Tibia trabeculae and vertebrae of rats as well as human femur were investigated by high-resolution TEM at the atomic scale in order to reveal snapshots of the morphogenetic processes of local bone ultrastructure formation. By taking into account reflections of hydroxyapatite for Fourier filtering the appearance of individual alpha–chains within the triple–helix clearly shows that bone bears the feature of an intergrowth composite structure extending from the atomic to the nanoscale, thus representing a molecular composite of collagen and apatite. Careful Fourier analysis reveals that the non–collagenous protein osteocalcin is present directly combined with octacalcium phosphate. Besides single spherical specimen of about 2 nm in diameter, osteocalcin is spread between and over collagen fibrils and is often observed as pearl necklace strings.

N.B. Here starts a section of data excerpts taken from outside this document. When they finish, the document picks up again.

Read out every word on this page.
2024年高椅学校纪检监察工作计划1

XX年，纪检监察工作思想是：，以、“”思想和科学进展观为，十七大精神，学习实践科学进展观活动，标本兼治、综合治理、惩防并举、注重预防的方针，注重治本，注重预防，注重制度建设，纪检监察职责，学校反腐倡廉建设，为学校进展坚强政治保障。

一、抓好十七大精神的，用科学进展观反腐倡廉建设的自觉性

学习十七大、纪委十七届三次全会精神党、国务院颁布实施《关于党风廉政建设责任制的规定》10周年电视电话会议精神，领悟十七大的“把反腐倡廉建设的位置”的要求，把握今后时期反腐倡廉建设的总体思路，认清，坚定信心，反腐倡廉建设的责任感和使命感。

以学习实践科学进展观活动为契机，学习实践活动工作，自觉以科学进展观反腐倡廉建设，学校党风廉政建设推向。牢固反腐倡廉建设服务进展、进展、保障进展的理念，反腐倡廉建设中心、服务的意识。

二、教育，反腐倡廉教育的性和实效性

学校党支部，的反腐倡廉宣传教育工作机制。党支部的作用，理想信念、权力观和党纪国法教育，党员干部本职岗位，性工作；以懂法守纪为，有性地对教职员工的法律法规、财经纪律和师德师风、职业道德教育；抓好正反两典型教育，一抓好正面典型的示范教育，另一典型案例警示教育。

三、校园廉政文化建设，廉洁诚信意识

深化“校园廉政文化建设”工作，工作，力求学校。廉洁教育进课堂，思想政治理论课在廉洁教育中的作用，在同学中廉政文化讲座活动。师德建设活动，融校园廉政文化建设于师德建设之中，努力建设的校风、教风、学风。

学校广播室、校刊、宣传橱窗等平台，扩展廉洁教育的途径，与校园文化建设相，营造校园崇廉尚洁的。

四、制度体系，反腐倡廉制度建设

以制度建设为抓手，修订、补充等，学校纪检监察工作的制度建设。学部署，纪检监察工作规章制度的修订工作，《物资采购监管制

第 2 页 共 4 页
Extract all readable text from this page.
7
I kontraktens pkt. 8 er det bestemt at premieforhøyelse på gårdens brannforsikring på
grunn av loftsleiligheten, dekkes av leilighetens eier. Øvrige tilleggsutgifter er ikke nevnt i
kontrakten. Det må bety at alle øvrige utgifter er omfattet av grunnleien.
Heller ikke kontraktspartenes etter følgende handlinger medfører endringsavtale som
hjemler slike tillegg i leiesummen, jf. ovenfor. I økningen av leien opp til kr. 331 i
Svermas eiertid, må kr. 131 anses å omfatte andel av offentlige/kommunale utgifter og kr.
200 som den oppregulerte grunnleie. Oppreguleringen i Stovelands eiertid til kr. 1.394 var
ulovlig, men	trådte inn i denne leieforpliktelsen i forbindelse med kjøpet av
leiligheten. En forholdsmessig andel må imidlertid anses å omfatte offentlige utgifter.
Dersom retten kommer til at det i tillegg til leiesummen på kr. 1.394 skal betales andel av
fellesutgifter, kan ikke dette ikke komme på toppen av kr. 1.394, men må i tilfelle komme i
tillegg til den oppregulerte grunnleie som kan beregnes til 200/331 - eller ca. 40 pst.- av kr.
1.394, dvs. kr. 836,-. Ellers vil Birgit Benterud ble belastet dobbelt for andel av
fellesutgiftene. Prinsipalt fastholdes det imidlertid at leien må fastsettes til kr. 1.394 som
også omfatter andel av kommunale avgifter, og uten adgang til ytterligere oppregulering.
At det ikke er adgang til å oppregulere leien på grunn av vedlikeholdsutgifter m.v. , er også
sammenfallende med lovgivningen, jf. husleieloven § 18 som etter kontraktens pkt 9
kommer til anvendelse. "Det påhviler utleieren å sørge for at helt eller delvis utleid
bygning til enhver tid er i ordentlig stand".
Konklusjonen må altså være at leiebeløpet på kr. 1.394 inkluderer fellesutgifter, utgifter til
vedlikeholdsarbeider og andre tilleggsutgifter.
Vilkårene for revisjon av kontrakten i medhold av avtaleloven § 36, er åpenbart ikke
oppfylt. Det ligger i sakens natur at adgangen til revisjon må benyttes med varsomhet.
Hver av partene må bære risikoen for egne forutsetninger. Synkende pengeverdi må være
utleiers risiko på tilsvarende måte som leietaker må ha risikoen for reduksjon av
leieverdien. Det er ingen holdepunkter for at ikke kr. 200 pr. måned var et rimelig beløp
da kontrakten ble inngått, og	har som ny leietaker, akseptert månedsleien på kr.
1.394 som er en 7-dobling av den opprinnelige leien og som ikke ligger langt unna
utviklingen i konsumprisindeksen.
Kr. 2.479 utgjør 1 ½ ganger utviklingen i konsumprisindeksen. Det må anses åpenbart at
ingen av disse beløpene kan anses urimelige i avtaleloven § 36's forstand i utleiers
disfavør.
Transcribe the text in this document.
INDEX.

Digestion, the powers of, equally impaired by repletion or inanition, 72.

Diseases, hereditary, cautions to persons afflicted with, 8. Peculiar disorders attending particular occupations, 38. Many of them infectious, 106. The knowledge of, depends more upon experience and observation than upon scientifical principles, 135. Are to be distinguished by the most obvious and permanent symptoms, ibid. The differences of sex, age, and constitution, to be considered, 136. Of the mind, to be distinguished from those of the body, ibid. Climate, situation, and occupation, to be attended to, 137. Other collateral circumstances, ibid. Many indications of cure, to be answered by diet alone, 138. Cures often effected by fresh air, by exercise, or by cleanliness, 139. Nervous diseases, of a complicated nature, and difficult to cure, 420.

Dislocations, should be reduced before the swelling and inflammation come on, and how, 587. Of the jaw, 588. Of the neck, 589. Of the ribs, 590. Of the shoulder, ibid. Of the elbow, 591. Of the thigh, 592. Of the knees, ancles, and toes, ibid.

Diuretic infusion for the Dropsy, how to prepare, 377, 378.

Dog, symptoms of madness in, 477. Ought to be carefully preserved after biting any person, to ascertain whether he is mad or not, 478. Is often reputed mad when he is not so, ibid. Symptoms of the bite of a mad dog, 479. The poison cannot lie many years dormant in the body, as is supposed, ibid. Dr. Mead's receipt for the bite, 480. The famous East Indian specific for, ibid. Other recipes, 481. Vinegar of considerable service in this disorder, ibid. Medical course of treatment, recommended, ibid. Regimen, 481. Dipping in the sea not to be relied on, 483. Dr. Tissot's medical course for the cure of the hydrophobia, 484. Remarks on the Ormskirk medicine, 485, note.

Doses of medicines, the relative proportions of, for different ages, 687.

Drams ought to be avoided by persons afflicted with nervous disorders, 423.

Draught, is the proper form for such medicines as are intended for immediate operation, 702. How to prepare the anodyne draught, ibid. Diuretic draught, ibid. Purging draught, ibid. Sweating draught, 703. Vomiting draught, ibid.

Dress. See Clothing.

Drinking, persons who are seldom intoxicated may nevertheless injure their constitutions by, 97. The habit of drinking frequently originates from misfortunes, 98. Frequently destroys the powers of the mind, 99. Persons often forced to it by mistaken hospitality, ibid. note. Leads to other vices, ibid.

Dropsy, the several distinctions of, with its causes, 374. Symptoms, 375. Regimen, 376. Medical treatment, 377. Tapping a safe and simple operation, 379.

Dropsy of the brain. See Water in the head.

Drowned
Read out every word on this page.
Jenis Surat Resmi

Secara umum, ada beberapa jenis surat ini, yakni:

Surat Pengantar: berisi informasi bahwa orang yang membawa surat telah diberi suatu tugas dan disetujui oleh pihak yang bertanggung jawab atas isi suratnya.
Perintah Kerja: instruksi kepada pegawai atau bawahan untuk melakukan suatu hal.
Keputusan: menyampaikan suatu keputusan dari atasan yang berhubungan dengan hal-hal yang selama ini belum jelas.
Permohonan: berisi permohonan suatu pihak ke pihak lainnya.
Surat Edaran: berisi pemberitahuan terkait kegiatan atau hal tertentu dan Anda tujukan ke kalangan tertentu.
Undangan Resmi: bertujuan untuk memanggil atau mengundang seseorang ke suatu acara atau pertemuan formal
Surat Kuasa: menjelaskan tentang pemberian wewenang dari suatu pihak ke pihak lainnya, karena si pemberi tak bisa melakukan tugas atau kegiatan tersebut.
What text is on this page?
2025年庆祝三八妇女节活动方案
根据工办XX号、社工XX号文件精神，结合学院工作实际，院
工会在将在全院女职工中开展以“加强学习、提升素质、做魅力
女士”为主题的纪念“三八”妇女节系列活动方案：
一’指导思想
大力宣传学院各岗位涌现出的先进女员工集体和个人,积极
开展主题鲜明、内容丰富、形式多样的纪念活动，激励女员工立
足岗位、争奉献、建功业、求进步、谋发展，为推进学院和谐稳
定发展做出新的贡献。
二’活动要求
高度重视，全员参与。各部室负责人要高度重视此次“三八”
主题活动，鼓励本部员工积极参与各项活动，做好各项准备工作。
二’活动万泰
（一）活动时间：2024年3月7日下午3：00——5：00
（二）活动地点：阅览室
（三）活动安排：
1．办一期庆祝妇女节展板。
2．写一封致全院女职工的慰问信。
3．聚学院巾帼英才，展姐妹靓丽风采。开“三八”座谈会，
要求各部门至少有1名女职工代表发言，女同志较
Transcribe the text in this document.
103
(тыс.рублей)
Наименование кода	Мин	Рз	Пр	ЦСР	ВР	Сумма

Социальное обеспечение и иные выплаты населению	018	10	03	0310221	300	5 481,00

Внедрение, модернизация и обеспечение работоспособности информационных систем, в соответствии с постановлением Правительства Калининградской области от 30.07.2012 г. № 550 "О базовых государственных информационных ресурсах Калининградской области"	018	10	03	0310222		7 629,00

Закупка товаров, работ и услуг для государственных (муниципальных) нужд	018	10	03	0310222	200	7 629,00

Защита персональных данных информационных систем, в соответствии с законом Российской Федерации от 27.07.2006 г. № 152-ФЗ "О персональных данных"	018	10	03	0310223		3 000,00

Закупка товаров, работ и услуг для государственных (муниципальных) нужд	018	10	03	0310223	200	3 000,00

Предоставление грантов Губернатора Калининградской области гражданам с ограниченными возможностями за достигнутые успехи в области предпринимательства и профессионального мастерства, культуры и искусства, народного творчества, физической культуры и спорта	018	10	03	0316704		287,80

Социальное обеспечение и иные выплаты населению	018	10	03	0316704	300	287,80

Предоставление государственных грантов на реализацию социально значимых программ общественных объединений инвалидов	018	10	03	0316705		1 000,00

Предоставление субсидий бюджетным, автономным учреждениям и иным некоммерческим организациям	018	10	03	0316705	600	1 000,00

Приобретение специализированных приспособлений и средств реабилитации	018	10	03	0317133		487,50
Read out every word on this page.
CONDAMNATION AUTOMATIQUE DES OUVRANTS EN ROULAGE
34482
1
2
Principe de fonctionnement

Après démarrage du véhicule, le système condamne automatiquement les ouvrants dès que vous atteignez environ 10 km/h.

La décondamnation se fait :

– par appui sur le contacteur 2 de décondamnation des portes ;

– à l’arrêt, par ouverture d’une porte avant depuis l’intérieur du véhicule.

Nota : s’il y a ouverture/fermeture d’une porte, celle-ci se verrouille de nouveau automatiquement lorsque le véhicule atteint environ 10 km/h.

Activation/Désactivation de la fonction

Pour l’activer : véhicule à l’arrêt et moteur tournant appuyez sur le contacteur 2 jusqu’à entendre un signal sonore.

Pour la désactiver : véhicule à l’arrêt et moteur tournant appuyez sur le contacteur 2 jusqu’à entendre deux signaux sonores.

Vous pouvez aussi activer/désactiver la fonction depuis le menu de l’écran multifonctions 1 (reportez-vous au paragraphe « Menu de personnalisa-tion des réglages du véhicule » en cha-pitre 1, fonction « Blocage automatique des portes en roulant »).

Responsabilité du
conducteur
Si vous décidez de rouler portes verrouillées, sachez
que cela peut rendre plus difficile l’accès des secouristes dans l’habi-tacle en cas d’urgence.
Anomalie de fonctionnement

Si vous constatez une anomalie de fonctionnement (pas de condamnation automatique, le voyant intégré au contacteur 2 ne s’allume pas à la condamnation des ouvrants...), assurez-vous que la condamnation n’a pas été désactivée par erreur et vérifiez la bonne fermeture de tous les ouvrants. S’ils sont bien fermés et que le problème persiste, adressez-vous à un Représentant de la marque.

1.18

In high-resolution TEM, the three binding sites of the γ-carboxylated glutamic acid groups of the mineralized osteocalcin were successfully imaged, which provide the chemical binding to octacalcium phosphate. Osteocalcin is attached to the collagen structure and interacts with the Ca–sites on the (100) dominated hydroxyapatite platelets with Ca-Ca distances of about 9.5 Å. Thus, osteocalcin takes on the functions of Ca–ion transport and suppression of hydroxyapatite expansion.